As cartas de Jane Austen traduzidas II – Agosto e setembro de 1796

“Cork Street, manhã de terça-feira (agosto de 1796).

Minha querida Cassandra, aqui estou eu novamente nesse cenário de devassidão e vícios, e já começo a sentir que minha moral está corrompida. Nós chegamos em Staines ontem não sei a que horas e sem sofrer tanto com o calor quanto eu esperava. Nós partimos novamente esta manhã às sete horas, e eu tive uma viagem bastante agradável, já que a manhã estava nublada e perfeitamente fresca – eu vim o caminho todo desde Hertford Bridge na chaise.

Edward e Frank partiram atrás de suas fortunas; o último deve retornar em breve e nos ajudar a buscar a nossa. O outro nós nunca mais iremos ver. Nós devemos ir ao Atley* hoje à noite, pelo que eu estou feliz. Edward recebeu uma carta de Henry esta manhã. Ele não esteve presente nas corridas de forma alguma, a não ser que a carona que deu para a Srta. Pearson até Rowling um dia possa ser chamada assim. Nós iremos encontra-lo lá na quinta-feira.

*Um teatro perto de Westminster Bridge, em Londres.

Eu espero que vocês estejam todos vivos após nossa despedida melancólica ontem, e que você tenha persistido no passatempo que você queria com sucesso.

Deus te abençoe – eu preciso parar, pois iremos sair. Sua, muito afetuosamente,

J. Austen.”

Carta de Jane Austen para sua irmã Cassandra (fonte: National Library of Australia)
“Rowling, quinta-feira, 1º de setembro [de 1796]

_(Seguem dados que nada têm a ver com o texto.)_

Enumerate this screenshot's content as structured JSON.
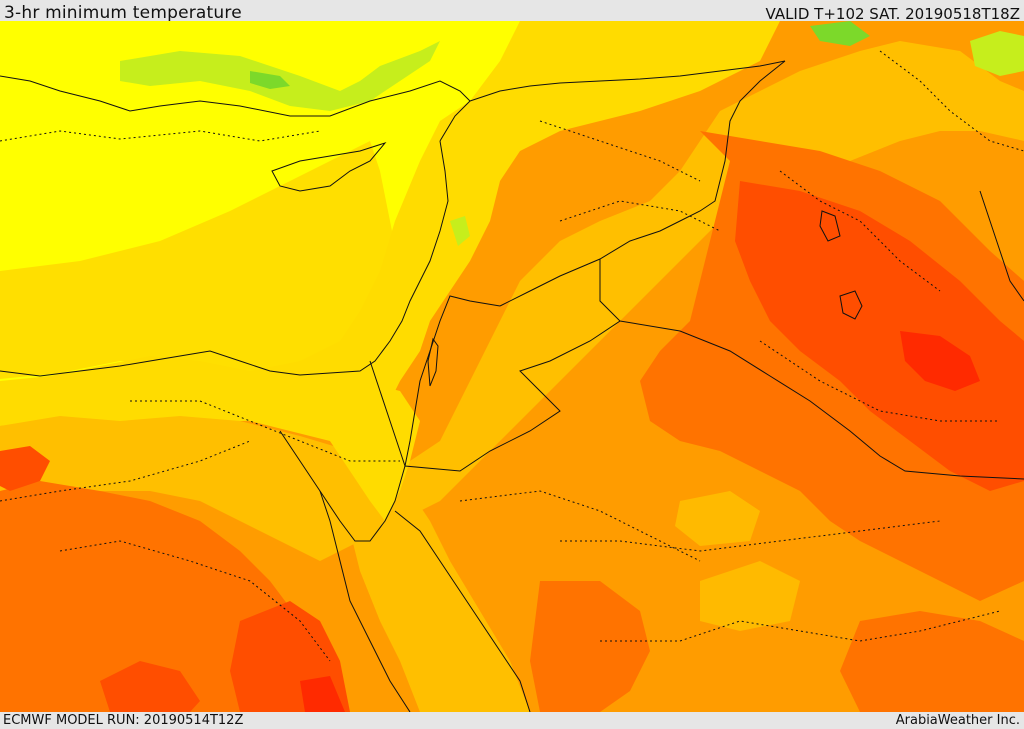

Minha querida Cassandra – A carta que acabei de receber de você me divertiu além da moderação. Eu poderia morrer de rir com ela, como diziam na escola. Você é, de fato, a melhor escritora de comédias da atualidade.

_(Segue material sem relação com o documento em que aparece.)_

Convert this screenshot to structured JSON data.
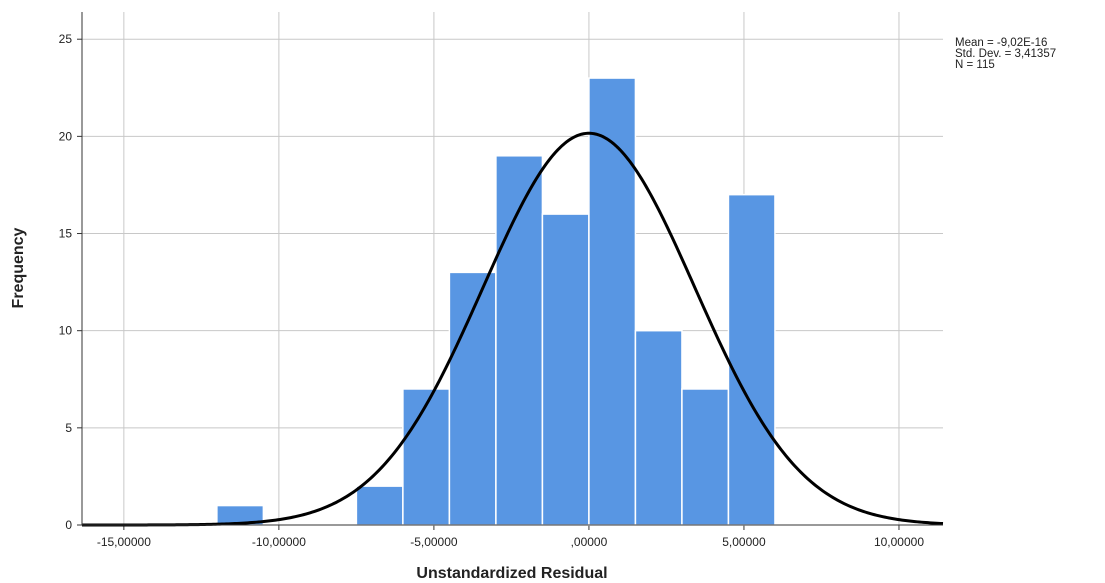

Desde que escrevi pela última vez, nós estávamos cada vez mais perto de voltar para Steventon na próxima semana. Esse, por um dia ou dois, era o plano de nosso querido irmão Henry, mas agora as coisas foram restauradas, não para o que eram, pois parece provável que minha ausência seja prolongada ainda mais. Eu sinto muito por isso, mas o que posso fazer?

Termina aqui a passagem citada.